Vladimir Fedorovski, de Moscou à Paris
2011-01-28

Intreprète de Brejnev, ce diplomate écrivain participe en 1985 au {Mouvement pour les réformes démocratiques}. Il vit aujourd'hui à Paris, où il écrit livres d'histoire et romans en français.


Comment un diplomate soviétique, interprète de Brejnev, devient porte-parole du Mouvement pour les réformes démocratiques dans l'URSS finissante, puis de Boris Eltsine quand celui-ci, juché sur un char, s'opposait au putsch des communistes, puis professeur à HEC-Paris et auteur de romans historiques à succès : c'est l'histoire de Vladimir Fedorovski.

Aujourd'hui, Fedorovski vit entre Paris et Deauville. Il a acquis la nationalité française en 1995, grâce à l'intervention de Jacques Chirac, qui n'avait pas oublié le collaborateur de son ami Boris Eltsine. Chargé de cours à HEC, où il donne deux séminaires - l'un sur "L'histoire secrète de la guerre froide", l'autre, plus économique, sur "Dangers et opportunités à l'Est" -, Fedorovski est aussi conseiller au mémorial de Caen, pour la période de la guerre froide. C'est un auteur prolifique, qui sait allier la précision de l'historien à l'art narratif du romancier - qu'il s'intéresse aux égéries russes, aux ballets, aux tsarines, à Raspoutine ou à Saint-Petersbourg.

1950

: Naissance à Moscou

1972

: Attaché à Nouakchott (Mauritanie)

1985

: Conseiller à Paris. Ecrit "Histoire de la diplomatie française"

1991

: Fondation du Mouvement des réformes démocratiques

1997

: Premier roman : "Les deux soeurs"

Pour sa troisième vie, Vladimir Fedorovski a retrouvé Paris, d'où il regarde avec un mélange de sympathie et de souffrance l'évolution de la Russie.
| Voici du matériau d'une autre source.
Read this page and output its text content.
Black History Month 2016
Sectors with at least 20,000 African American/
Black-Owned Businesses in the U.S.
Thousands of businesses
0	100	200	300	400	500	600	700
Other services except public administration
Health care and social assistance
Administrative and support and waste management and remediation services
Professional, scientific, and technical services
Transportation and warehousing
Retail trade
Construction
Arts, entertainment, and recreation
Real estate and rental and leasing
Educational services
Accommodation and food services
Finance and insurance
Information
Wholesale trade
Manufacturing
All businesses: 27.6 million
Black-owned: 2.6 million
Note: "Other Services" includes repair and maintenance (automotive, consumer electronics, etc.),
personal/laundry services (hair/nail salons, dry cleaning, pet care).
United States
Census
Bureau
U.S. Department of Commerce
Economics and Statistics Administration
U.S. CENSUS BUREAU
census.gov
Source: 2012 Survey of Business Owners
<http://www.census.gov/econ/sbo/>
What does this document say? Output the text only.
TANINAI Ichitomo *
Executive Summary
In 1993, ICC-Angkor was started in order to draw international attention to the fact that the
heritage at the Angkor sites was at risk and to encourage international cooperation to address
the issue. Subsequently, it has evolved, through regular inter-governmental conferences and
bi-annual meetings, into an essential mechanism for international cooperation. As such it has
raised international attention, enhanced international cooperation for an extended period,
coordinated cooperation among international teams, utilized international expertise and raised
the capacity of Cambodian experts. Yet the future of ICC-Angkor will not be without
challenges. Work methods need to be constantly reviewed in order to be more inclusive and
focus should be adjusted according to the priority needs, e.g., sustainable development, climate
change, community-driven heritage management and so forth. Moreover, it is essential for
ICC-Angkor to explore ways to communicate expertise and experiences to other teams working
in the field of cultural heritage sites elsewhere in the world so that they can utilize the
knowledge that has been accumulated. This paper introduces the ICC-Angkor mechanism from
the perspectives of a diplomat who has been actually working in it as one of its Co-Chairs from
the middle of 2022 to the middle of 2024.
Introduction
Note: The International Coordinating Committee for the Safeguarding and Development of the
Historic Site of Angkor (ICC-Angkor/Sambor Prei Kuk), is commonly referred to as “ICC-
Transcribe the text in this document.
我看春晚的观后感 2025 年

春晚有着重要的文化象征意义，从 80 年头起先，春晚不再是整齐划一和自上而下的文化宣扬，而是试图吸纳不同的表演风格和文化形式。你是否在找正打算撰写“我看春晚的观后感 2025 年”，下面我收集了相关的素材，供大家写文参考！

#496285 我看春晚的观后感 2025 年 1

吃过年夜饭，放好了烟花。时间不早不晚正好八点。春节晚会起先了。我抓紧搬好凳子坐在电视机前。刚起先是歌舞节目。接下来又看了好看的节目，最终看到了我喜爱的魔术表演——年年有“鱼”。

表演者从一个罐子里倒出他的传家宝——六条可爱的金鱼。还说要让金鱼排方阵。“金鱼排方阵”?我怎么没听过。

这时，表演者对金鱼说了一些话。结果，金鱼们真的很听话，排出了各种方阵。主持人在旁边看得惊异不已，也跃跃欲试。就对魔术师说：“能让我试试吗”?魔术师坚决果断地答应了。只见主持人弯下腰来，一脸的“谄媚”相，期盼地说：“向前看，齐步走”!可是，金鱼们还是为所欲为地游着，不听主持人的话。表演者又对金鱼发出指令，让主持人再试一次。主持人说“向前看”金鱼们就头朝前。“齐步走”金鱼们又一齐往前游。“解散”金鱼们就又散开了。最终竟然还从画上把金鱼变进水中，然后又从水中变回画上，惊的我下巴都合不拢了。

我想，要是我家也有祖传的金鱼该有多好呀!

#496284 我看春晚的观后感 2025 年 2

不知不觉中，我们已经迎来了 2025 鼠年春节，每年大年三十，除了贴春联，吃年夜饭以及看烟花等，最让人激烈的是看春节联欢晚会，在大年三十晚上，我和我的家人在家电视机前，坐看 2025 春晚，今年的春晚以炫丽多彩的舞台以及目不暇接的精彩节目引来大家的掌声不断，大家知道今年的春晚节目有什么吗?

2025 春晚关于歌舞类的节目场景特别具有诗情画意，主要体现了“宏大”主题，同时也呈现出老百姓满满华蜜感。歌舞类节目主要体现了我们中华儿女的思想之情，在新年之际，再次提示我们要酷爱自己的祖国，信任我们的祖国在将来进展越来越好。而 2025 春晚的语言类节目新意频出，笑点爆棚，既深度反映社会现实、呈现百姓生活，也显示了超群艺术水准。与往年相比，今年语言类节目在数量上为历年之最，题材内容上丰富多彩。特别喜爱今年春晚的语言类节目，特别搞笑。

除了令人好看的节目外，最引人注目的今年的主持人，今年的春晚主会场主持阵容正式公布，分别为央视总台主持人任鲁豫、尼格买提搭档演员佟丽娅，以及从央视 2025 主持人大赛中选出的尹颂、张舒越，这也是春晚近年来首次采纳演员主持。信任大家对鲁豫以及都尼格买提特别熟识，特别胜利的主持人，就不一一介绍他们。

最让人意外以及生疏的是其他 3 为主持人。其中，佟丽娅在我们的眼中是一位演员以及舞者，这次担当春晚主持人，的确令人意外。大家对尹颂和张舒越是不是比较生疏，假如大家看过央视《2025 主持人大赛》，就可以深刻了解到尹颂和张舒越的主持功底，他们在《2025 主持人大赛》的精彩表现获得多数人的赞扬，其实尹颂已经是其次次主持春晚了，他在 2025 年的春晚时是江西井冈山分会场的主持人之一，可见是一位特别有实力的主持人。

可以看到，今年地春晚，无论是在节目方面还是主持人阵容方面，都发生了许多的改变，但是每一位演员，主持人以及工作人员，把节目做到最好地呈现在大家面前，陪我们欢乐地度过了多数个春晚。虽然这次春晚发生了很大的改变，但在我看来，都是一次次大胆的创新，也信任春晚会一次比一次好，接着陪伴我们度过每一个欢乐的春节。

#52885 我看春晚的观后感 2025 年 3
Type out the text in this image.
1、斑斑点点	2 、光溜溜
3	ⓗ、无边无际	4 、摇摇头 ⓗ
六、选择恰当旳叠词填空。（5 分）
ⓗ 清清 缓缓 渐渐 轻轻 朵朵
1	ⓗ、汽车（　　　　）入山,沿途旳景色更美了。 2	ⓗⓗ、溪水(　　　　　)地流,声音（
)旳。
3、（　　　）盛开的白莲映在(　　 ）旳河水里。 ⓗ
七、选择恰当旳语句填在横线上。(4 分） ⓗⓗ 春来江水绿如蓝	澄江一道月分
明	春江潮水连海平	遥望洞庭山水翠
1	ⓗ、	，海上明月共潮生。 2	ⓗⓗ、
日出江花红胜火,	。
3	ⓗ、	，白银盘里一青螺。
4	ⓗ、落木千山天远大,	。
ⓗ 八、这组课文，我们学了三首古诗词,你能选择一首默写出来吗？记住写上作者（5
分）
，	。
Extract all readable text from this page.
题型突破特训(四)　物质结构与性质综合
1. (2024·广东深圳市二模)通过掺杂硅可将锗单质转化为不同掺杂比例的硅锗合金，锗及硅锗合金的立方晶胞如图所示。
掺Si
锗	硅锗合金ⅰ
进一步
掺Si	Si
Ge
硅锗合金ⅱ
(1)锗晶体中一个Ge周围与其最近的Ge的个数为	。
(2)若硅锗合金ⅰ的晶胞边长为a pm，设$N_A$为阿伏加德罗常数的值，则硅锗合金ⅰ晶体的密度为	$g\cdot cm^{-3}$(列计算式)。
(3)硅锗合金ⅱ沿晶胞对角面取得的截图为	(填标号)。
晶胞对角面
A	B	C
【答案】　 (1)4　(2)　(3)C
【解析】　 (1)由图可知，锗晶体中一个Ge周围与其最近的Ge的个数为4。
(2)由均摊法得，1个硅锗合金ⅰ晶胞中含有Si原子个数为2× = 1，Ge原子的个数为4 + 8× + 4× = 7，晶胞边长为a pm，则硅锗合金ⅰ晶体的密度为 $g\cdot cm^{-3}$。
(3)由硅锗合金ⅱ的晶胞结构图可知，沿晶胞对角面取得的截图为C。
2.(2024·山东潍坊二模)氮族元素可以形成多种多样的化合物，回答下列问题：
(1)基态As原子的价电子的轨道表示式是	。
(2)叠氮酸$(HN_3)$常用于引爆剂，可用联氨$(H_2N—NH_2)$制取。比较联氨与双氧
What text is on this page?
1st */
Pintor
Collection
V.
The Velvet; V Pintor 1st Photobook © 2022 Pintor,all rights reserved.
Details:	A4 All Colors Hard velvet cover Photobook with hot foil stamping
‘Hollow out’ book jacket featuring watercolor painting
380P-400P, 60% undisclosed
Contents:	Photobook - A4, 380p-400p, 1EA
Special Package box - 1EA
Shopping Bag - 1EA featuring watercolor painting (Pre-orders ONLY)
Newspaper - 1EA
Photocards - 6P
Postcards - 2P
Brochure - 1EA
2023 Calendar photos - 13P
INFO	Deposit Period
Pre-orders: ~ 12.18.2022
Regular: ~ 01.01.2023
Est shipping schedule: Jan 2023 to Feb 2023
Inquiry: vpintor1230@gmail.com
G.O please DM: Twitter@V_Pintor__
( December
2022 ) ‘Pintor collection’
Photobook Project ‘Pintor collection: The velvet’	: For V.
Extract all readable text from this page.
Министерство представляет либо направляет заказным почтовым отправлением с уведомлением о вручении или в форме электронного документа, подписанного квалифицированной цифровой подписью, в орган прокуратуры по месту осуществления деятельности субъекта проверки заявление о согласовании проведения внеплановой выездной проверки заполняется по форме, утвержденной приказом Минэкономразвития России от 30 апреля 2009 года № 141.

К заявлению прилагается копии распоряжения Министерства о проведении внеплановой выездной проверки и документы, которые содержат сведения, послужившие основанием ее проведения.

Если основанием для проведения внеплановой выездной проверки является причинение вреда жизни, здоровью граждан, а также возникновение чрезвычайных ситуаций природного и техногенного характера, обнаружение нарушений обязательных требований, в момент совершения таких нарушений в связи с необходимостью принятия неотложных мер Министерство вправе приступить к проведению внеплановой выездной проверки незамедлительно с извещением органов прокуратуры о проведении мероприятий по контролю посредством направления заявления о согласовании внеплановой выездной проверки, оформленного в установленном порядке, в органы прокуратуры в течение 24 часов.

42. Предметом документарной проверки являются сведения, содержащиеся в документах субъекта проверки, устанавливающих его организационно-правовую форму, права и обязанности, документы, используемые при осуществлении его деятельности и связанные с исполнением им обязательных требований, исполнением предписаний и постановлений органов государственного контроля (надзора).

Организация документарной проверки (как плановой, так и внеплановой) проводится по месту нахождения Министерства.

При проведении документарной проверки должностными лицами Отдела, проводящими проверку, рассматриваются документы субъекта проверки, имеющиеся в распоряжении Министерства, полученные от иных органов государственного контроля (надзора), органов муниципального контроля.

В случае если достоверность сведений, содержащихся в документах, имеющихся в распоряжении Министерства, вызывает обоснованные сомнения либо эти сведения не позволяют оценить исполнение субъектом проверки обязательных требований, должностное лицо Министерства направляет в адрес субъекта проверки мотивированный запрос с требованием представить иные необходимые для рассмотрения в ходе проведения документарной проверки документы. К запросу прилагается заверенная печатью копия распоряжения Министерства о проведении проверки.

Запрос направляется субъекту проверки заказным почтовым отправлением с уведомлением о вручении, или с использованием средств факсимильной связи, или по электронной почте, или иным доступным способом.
Il prépare son seizième livre, "Le Roman du Kremlin" (Editions du Rocher, à paraître en janvier 2004), des origines au "tsar" actuel, sur lequel il jette un regard critique. Longtemps, on lui a déconseillé de retourner en Russie. Il y est allé au printemps avec son Roman de Saint-Petersbourg (Editions du Rocher - 2003). Les trois cents ans de la ville de Pierre valent bien un pardon.